Problem: A farmer has chickens and rabbits. 35 heads, 94 legs. How many of each?

Low Reasoning:

Answer: 23 chickens, 12 rabbits
Reasoning: Using x + y = 35 and 2x + 4y = 94, solving gives x = 23, y = 12

High Reasoning:

Answer: 23 chickens, 12 rabbits
Reasoning: Let x = chickens, y = rabbits.
Constraint 1: x + y = 35 (total heads)
Constraint 2: 2x + 4y = 94 (total legs)
From Constraint 1: x = 35 - y
Substitute into Constraint 2: 2(35 - y) + 4y = 94
Simplify: 70 - 2y + 4y = 94
Solve: 2y = 24, y = 12
Therefore: x = 35 - 12 = 23
Verification: 23 + 12 = 35 ✓, 2(23) + 4(12) = 46 + 48 = 94 ✓

Running

cd reasoning_effort
uv run reasoning_demo.py

Use Cases

High Reasoning Effort

Best for tasks where accuracy matters more than speed:

  • Mathematical proofs and multi-step logic problems
  • Complex code debugging and optimization
  • Strategic planning (TSP, scheduling, resource allocation)
  • Scientific reasoning and analysis

Medium Reasoning Effort

Good default for general-purpose tasks:

  • Data analysis and interpretation
  • Code generation
  • Technical explanations

Low Reasoning Effort

Use when speed and cost matter more than depth:

  • Simple calculations and factual queries
  • Classification and categorization
  • Quick lookups and straightforward assistance

Prompting Tips for Reasoning Models

Reasoning models work differently from standard GPT models.
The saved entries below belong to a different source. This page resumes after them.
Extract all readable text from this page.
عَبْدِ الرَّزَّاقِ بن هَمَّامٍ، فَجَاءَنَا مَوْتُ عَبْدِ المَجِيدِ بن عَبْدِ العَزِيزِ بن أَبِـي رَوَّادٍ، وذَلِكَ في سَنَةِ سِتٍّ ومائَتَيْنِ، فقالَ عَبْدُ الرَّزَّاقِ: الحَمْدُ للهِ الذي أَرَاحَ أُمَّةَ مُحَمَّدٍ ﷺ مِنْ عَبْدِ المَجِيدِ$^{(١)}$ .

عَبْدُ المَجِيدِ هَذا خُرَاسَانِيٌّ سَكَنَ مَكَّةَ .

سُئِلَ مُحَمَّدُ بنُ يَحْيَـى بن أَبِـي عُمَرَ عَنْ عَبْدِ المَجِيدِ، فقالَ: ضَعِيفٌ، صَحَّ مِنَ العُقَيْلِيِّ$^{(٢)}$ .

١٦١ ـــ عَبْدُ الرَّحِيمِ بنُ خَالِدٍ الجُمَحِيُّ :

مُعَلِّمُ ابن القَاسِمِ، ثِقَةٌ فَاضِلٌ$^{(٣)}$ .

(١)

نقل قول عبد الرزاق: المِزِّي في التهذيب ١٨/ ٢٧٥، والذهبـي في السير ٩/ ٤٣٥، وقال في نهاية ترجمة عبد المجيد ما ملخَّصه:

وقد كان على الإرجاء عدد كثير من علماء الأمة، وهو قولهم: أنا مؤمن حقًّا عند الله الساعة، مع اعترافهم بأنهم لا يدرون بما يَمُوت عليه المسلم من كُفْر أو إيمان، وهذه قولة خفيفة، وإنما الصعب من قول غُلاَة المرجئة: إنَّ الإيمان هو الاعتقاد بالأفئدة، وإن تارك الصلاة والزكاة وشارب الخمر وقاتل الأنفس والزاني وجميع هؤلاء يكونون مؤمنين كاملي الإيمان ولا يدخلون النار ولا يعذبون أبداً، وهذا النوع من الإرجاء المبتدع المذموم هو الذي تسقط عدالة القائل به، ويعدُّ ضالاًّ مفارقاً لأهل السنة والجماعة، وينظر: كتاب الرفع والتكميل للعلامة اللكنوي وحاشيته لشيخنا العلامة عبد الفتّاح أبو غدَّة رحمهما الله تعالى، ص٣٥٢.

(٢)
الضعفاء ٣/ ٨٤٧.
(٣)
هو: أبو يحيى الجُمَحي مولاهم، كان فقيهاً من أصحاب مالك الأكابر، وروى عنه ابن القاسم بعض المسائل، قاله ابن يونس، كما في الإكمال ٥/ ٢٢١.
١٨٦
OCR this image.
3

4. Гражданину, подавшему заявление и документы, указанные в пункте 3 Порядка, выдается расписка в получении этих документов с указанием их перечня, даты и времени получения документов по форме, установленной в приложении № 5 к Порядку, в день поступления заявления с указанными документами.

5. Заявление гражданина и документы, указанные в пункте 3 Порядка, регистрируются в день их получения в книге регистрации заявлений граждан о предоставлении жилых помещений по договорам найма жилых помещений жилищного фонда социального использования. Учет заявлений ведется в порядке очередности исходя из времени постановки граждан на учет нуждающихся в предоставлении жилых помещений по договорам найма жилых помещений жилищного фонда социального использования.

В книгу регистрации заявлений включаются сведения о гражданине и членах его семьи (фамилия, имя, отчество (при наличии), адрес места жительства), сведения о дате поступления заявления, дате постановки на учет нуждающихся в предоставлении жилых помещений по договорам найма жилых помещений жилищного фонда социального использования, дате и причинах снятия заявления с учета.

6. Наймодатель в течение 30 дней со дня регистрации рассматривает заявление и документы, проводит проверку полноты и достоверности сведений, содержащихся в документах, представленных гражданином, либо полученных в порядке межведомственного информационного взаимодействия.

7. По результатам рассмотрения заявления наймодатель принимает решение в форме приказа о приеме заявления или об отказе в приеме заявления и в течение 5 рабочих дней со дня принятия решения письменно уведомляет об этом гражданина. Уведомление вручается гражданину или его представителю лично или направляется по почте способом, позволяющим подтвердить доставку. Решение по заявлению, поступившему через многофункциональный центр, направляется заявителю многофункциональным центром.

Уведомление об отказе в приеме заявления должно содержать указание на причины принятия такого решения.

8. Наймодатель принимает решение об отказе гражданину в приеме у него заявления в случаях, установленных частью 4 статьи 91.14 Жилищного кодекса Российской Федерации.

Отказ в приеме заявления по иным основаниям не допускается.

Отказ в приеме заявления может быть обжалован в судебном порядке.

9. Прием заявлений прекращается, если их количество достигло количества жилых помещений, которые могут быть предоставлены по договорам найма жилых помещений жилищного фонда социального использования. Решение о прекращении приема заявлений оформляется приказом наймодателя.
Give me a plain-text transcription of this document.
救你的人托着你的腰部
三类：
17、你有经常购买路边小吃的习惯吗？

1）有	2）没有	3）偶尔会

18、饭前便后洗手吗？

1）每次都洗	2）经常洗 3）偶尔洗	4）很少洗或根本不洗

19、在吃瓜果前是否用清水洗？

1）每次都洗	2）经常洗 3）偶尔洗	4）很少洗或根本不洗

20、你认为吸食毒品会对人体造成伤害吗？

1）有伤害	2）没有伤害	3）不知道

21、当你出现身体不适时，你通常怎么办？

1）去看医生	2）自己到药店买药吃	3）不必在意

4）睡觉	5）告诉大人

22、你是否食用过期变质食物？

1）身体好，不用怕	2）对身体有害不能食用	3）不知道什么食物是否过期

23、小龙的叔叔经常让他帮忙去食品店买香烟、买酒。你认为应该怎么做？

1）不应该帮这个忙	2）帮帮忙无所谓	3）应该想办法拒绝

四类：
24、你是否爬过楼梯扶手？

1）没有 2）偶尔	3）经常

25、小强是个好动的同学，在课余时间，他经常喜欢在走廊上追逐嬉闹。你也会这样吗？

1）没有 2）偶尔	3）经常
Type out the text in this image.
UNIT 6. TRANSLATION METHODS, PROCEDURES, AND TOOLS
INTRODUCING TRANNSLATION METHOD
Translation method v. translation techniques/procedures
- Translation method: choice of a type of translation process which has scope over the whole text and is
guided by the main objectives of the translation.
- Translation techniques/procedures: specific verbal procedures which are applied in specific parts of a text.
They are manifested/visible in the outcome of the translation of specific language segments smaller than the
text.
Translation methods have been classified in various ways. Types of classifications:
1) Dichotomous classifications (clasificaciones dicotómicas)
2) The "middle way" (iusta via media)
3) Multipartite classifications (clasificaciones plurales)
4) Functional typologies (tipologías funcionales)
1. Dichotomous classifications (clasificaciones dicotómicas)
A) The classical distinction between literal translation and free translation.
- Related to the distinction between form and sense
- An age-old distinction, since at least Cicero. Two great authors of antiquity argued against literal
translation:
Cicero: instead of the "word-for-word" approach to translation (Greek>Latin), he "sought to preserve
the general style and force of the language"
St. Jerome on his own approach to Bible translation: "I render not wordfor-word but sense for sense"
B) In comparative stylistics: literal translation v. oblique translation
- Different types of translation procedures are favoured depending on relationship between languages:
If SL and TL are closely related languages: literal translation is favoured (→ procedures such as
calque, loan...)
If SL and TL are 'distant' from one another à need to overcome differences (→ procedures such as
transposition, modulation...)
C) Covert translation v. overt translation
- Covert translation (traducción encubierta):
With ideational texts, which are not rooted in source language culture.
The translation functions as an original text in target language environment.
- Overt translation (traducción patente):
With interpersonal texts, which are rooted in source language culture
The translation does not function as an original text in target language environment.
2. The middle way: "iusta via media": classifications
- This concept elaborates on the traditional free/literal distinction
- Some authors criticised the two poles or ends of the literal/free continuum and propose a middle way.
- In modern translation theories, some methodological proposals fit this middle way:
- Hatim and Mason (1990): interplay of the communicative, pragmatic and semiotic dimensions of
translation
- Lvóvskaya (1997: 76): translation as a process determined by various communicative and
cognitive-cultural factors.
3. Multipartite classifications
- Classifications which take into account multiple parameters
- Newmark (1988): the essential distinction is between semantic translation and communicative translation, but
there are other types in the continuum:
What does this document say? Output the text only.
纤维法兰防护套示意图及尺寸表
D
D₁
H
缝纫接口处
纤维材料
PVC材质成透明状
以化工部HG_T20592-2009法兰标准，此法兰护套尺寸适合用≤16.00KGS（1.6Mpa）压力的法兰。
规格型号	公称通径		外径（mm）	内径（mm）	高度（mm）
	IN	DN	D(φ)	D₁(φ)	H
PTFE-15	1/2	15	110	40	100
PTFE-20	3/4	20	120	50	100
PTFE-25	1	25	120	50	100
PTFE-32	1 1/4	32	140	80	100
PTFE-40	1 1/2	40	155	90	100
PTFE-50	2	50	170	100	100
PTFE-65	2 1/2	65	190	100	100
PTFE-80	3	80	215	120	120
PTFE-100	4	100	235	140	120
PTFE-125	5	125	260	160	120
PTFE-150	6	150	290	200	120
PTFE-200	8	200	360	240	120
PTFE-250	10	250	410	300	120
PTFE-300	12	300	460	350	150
OpenAI recommends treating them like an experienced colleague rather than giving explicit step-by-step instructions:

  • Keep prompts high-level — describe the goal, not the individual steps. The model's internal reasoning handles the decomposition.
  • Avoid chain-of-thought prompts — phrases like "think step by step" are unnecessary and can actually degrade performance since the model already reasons internally.
  • Use delimiters for clarity — triple quotes, XML tags, or markdown headers help the model parse complex inputs.